I can’t imagine wanting to stay at FanLand, and don’t know what she sees in it, either: the endless procession of people, the overflowing trash bags and sticky pulp of mashed-up french fries and ice cream coating the pavilion floors, the toilets clogged with tampons and plastic barrettes and spare change. But lately I can’t imagine wanting anything. I used to be so sure: college at UMass, then a two-year break before graduate school for social sciences or maybe psychology.
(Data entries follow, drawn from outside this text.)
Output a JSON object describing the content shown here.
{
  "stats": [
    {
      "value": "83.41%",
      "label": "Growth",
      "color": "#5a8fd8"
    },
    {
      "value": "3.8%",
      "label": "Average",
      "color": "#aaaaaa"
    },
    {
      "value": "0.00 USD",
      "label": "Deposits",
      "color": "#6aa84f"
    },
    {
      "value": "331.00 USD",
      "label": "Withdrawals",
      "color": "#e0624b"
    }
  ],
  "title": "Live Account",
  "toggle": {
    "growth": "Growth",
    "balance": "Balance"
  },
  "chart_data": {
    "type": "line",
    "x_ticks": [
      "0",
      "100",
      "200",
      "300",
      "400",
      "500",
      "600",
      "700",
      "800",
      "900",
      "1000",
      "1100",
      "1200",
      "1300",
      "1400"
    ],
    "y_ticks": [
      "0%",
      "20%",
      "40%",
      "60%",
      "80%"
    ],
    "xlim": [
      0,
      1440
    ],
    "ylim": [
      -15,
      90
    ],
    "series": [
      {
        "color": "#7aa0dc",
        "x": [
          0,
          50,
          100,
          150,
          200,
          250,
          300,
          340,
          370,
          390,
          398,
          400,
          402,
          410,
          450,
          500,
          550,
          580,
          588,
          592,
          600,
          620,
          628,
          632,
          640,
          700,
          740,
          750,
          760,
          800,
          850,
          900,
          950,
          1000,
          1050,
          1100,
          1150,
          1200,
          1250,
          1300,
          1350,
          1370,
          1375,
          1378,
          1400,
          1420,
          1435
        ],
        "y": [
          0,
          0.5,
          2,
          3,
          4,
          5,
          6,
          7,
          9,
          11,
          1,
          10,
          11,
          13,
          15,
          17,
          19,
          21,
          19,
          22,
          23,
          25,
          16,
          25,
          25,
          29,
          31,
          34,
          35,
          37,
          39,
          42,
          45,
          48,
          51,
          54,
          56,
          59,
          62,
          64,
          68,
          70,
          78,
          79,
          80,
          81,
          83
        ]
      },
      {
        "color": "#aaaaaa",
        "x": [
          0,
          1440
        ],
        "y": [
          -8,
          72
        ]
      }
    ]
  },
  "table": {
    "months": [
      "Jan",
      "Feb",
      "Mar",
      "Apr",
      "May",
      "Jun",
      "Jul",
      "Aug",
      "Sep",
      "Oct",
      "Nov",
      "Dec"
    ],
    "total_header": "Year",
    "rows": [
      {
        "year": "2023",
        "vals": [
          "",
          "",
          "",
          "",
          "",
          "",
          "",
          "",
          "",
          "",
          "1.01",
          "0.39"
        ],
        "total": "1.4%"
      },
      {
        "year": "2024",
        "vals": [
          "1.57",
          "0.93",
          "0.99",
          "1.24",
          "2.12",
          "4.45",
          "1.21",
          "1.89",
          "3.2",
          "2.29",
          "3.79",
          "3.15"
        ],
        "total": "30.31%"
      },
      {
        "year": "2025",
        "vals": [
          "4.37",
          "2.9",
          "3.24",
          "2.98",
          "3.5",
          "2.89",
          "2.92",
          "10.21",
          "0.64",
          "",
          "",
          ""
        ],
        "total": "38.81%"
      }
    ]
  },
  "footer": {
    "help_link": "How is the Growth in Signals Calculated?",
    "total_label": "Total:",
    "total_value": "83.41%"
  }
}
But that was before Dr. Lichme, and lipstick-toothed Cheryl, and the accident. And those dreams, like my memories, seem to be floundering, caught in murky darkness somewhere just out of reach.
“You can do it.” Alice turns to me.
I’m so surprised that it takes me a second to realize she’s serious. “What?”
“You can do it,” she repeats. “You’re Crystal’s size. The costume will fit you.”
I stare at her. “No,” I say. “No way.”
She’s already gripping me by the arm and piloting me back toward the front office. “It’ll take ten minutes,” she says. “You don’t even have to say anything. You just have to swan around on a rock and clap your hands to the music. You’ll be great.”
Once a day, a group of FanLand employees does a musical performance for the little kids in the big sunken amphitheater. Tony Rogers stars as the singing pirate, and Heather Minx, who is four foot eleven in a pair of platform wedges, dons a huge, ruffled parrot costume and accompanies him with various well-timed squawks. There’s also a mermaid—Crystal, normally, strapped into a shimmery, sequined tail and wearing a fine nylon long-sleeved top with the image of a bandeau shell bikini imprinted on it—to clap and sing along.